The bill addresses what Texans can do when their online accounts are banned by social media companies like Facebook and Twitter.

According to the Texas Legislature, the bill would give Texans a way to get back online if a social media company bans or blocks their account based on their political or religious views.

According to Gov. Abbott, the bill aims to "prevent social media platforms from 'canceling conservative speech'."

As Abbott and Hughes seek to hold social media companies responsible for banning certain accounts, representatives from the other side of the aisle are pushing back.

The Libertarian Party of Texas said in a tweet Sunday that Abbott is "trying to force the baker to bake the cake," likening the legislation to the circumstances surrounding the 2018 Supreme Court case Masterpiece Cakeshop v. Colorado Civil Rights Commission.

In 2017, a bakery in Colorado refused to bake a wedding cake for a gay couple based on the bakery owner's religious beliefs.

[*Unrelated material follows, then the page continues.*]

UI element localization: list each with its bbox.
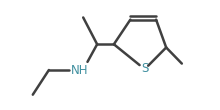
Text: NH: NH xyxy=(71,63,89,77)
Text: S: S xyxy=(142,62,149,75)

The couple filed a complaint with the Colorado Civil Rights Commission, which resulted in a lawsuit alleging that the bakery discriminated against the couple based on their sexuality.

The case made its way through the appeals process to the U.S. Supreme Court, which ruled in a 7-2 decision that forcing the owner of Masterpiece Cakeshop to bake the wedding cake for the couple violated his rights to free exercise.

The Libertarian Party of Texas's tweet draws a comparison between the circumstances surrounding Masterpiece Cakeshop and Abbott's bill regarding social media companies, suggesting that while the owner of the bakery could deny business to customers on religious grounds, Abbott's bill would prevent private social media companies from banning users based on their political or religious beliefs.

"Companies have every right to host speech they want to, and to not host speech they don't want to," the Libertarian Party of Texas said. "This is called freedom."